According to another report on Channel News Asia, Judge See Kee Oon, who had presided over the hearing, discovered that Kong had channeled millions of dollars of the church's funds, which had originally been earmarked for investments and building expenses, into fraudulent bonds. Eventually, these resources were used to support his wife's music career.
The pastor's lawyer had argued that Kong had not intended to misappropriate the church's funds, and had only put the resources to uses that would help the church with its mission. According to Tong, virtually all of the congregation had supported Kong Hee. The logic behind the argument was that in funding his wife's music career, Kong Hee had supposedly believed to be acting in the interests of the church, as her singing career was synonymous with the Crossover Project, which is the church's project aimed at reaching out to non-Christians through pop music.
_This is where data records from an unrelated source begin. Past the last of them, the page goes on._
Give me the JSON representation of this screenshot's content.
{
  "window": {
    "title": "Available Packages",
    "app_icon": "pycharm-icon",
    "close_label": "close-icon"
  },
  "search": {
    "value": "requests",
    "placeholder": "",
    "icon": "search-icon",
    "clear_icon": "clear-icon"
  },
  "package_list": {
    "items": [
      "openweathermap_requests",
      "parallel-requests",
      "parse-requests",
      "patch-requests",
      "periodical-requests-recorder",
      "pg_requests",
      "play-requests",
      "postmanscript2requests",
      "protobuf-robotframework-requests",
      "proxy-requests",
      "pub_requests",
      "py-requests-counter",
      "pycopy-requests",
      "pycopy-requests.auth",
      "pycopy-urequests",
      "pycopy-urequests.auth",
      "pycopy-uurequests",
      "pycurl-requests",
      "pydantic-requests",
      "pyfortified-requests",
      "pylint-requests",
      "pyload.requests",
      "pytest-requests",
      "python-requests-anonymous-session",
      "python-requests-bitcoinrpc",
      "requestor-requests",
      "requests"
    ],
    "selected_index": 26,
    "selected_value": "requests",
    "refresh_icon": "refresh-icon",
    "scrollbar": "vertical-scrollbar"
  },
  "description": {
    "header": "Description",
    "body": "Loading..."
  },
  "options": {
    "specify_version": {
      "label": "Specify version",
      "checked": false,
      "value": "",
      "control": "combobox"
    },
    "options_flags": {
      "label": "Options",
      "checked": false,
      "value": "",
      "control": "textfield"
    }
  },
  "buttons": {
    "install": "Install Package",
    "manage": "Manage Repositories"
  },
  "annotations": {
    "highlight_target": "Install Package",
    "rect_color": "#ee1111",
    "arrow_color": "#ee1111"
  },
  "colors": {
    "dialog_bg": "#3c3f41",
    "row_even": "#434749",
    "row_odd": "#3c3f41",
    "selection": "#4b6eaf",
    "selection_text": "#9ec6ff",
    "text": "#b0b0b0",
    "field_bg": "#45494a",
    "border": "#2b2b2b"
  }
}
The lawyer had further defended the pastor, explaining that even if the uses that the monies had been put to were to considered as wrongful, it did not imply that Kong Hee had been dishonest.
"It is beyond question that the accused believed wholeheartedly that they were using church funds for an approved church purpose," the lawyer had declared.
The appeal that came to pass on Thursday was the first of five appeals by the six condemned church leaders. Meanwhile, the prosecution has lodged an appeal against the inadequate prison terms of the six leaders, and is likely to present its case on Tuesday.